Cristina Fernandez (Rodrigo Abd/AP)
Cristina Fernandez (Rodrigo Abd/AP)

Argentina’s vice president Cristina Fernandez was convicted and sentenced on Tuesday to six years in prison and a lifetime ban from holding public office for a fraud scheme that embezzled one billion US dollars through public works projects during her presidency.

A three-judge panel found the Peronist leader guilty of fraud, but rejected a charge of running a criminal organisation, for which the sentence could have been 12 years in prison.

It is the first time an Argentine vice president has been convicted of a crime while in office.

The sentence is not firm until appeals are decided, a process that could take years. She will remain immune from arrest meanwhile.

Speaking after the verdict, she described herself as the victim of a “judicial mafia”.

Argentina Cristina Fernandez Corruption
Supporters of Cristina Fernandez gather outside the court in Buenos Aires (Rodrigo Abd/AP)

Her supporters vowed to paralyse the country with a nationwide strike. They clogged central Buenos Aires and marched on the federal court building, beating drums and shouting as they pressed against police barriers.

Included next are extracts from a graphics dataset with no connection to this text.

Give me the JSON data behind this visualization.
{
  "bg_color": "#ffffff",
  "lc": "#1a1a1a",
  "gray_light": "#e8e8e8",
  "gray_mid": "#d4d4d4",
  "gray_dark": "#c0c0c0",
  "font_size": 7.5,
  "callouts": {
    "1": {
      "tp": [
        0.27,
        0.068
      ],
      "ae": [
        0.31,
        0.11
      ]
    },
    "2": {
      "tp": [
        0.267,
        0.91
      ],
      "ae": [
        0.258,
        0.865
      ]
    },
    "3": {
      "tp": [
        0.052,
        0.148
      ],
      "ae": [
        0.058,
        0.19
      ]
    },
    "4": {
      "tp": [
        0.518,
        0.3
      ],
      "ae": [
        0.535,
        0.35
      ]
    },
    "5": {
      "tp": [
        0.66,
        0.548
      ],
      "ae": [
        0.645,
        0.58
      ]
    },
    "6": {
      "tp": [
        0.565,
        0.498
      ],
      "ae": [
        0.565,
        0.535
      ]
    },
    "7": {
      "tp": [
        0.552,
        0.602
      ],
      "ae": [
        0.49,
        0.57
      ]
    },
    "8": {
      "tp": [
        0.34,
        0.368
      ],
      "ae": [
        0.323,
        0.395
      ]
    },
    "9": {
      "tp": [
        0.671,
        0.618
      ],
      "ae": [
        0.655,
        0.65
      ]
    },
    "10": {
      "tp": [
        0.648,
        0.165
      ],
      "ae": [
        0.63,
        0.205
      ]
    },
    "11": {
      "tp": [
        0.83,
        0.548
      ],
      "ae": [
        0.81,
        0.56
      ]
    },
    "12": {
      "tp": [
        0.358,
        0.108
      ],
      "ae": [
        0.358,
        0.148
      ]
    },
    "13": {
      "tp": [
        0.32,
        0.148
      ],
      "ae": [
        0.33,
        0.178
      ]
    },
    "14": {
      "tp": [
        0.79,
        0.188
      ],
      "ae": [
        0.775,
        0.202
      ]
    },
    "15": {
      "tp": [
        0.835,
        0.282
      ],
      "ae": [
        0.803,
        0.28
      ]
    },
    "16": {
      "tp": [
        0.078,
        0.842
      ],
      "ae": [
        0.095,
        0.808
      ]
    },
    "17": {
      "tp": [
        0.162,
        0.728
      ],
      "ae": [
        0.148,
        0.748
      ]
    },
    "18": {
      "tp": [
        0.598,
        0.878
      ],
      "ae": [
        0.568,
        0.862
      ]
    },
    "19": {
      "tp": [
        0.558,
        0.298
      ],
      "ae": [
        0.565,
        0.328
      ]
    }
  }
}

Fernandez roundly denied all the accusations. Argentina’s dominant leader this century, she was accused of improperly granting public works contracts to a construction magnate closely tied to her family.

Prosecutors said Fernandez fraudulently directed 51 public works projects to Lazaro Baez, a construction magnate and early ally of her and her husband Nestor Kirchner, who served as president from 2003-2007 and died suddenly in 2010.

Baez and members of Fernandez’s 2007-2015 presidential administration were among a dozen others accused in the conspiracy. The panel sentenced Baez and the former president’s public works secretary, Jose Lopez, to six years. Most of the others got lesser sentences.

Prosecutors Diego Luciani and Sergio Mola said the Baez company was created to embezzle revenues through improperly bid projects that suffered from cost overruns and in many cases were never completed. The company disappeared after the Kirchners’ 12 years in power, they said.

In Argentina, judges in such cases customarily pronounce verdicts and sentences first and explain how they reached their decision later. The panel’s full decision is expected in February. After that, the verdict can be appealed up to the Supreme Court, a process that could take years.